Par une route où l'hiver s'assombrit, longeant une pinède sombre, nous quittons le lieu clos de la campagne, où la joie se lit sur tous les visages malgré l'histoire qui écrase, pour entrer dans la tristesse des néons et des publicités de la ville, qui tentent de masquer les usines désaffectées et les HLM gris à la géométrie accablante. Les mensonges d'un capitalisme aux mains des artisans de l'assassinat des Ceaucescu maquillent le passé d'artifices publicitaires violents. Les Nike et les Renault ont été collés sur les peintures du génie des Carpates, tout aussi mégalomanes, sans ni plus ni moins de possibles. Sur les ruines des chantiers abandonnés d'une des dernières folies du Conducator (des cafétérias géantes, où tout le monde mangerait pour retirer les cuisines des minuscules taudis, forçant ainsi la collectivisation du moment intime du repas), on a construit des Carrefour, temples du discount où les Roumains font la file pour acheter à crédit. À tous les coins de rue, des cabanons à peine chauffés accueillent à renfort de néons brûlants l'espoir, remplis de vidéo pokers et de roulettes électroniques entre lesquels l'eau de la neige s'introduit et fond sur le sol de béton.
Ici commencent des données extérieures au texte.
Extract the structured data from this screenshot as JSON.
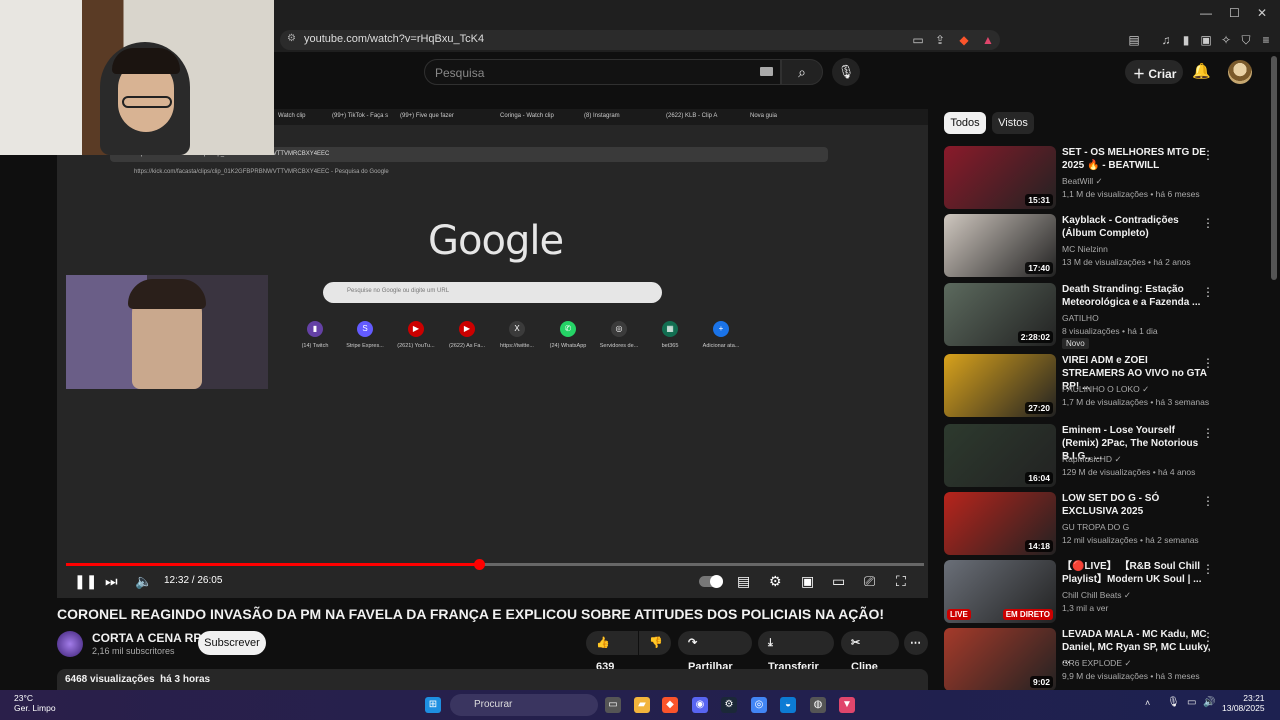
{
  "browser": {
    "url": "youtube.com/watch?v=rHqBxu_TcK4",
    "window_controls": [
      "—",
      "☐",
      "✕"
    ]
  },
  "youtube_header": {
    "search_placeholder": "Pesquisa",
    "create_label": "Criar"
  },
  "video": {
    "time": "12:32 / 26:05",
    "progress_fraction": 0.481,
    "title": "CORONEL REAGINDO INVASÃO DA PM NA FAVELA DA FRANÇA E EXPLICOU SOBRE ATITUDES DOS POLICIAIS NA AÇÃO!",
    "channel": "CORTA A CENA RP",
    "subscribers": "2,16 mil subscritores",
    "subscribe_label": "Subscrever",
    "likes": "639",
    "share_label": "Partilhar",
    "download_label": "Transferir",
    "clip_label": "Clipe",
    "views": "6468 visualizações",
    "age": "há 3 horas"
  },
  "inner_screen": {
    "tabs": [
      "Watch clip",
      "(99+) TikTok - Faça s",
      "(99+) Five que fazer",
      "Coringa - Watch clip",
      "(8) Instagram",
      "(2622) KLB - Clip A",
      "Nova guia"
    ],
    "omnibox_url": "https://kick.com/facasta/clips/clip_01K2GFBPRBNWVTTVMRCBXY4EEC",
    "omnibox_suggestion": "https://kick.com/facasta/clips/clip_01K2GFBPRBNWVTTVMRCBXY4EEC - Pesquisa do Google",
    "google_logo": "Google",
    "search_placeholder": "Pesquise no Google ou digite um URL",
    "shortcuts": [
      "(14) Twitch",
      "Stripe Expres...",
      "(2621) YouTu...",
      "(2622) As Fa...",
      "https://twitte...",
      "(24) WhatsApp",
      "Servidores de...",
      "bet365",
      "Adicionar ata..."
    ]
  },
  "filters": {
    "all": "Todos",
    "seen": "Vistos"
  },
  "recommendations": [
    {
      "title": "SET - OS MELHORES MTG DE 2025 🔥 - BEATWILL",
      "channel": "BeatWill",
      "verified": true,
      "meta": "1,1 M de visualizações • há 6 meses",
      "duration": "15:31",
      "color": "#8a1a2a"
    },
    {
      "title": "Kayblack - Contradições (Álbum Completo)",
      "channel": "MC Nielzinn",
      "verified": false,
      "meta": "13 M de visualizações • há 2 anos",
      "duration": "17:40",
      "color": "#cfc7bf"
    },
    {
      "title": "Death Stranding: Estação Meteorológica e a Fazenda ...",
      "channel": "GATILHO",
      "verified": false,
      "meta": "8 visualizações • há 1 dia",
      "duration": "2:28:02",
      "badge": "Novo",
      "color": "#5c6a5e"
    },
    {
      "title": "VIREI ADM e ZOEI STREAMERS AO VIVO no GTA RP! ...",
      "channel": "PAULINHO O LOKO",
      "verified": true,
      "meta": "1,7 M de visualizações • há 3 semanas",
      "duration": "27:20",
      "color": "#d8a21c"
    },
    {
      "title": "Eminem - Lose Yourself (Remix) 2Pac, The Notorious B.I.G., ...",
      "channel": "RapMusicHD",
      "verified": true,
      "meta": "129 M de visualizações • há 4 anos",
      "duration": "16:04",
      "color": "#2d3a2e"
    },
    {
      "title": "LOW SET DO G - SÓ EXCLUSIVA 2025",
      "channel": "GU TROPA DO G",
      "verified": false,
      "meta": "12 mil visualizações • há 2 semanas",
      "duration": "14:18",
      "color": "#b8241c"
    },
    {
      "title": "【🔴LIVE】 【R&B Soul Chill Playlist】Modern UK Soul | ...",
      "channel": "Chill Chill Beats",
      "verified": true,
      "meta": "1,3 mil a ver",
      "duration": "",
      "live_label": "EM DIRETO",
      "live_tag": "LIVE",
      "color": "#6a6f78"
    },
    {
      "title": "LEVADA MALA - MC Kadu, MC Daniel, MC Ryan SP, MC Luuky, ...",
      "channel": "GR6 EXPLODE",
      "verified": true,
      "meta": "9,9 M de visualizações • há 3 meses",
      "duration": "9:02",
      "color": "#a53a2a"
    }
  ],
  "taskbar": {
    "temperature": "23°C",
    "weather": "Ger. Limpo",
    "search_placeholder": "Procurar",
    "time": "23:21",
    "date": "13/08/2025"
  }
}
L'hiver est obscur et sale, la Roumanie urbaine est la patrie de la tristesse. Quand au village les visages rayonnaient dans le Rien, ils n'affichent ici que la méfiance et l'accablement.

J'entends comme une musique tzigane les mots de Nicolaï, le reste, ça se termine au cimetière, avec ou sans Ceaucescu. Au cimetière où l'herbe étarque ses pointes au ciel... Et la phrase du carnet, au milieu des mensonges de l'histoire, se faufile hors des ratures et tisse des mots qui s'enlacent en blocs, esquissant la beauté; la beauté de savoir conter la laideur du monde.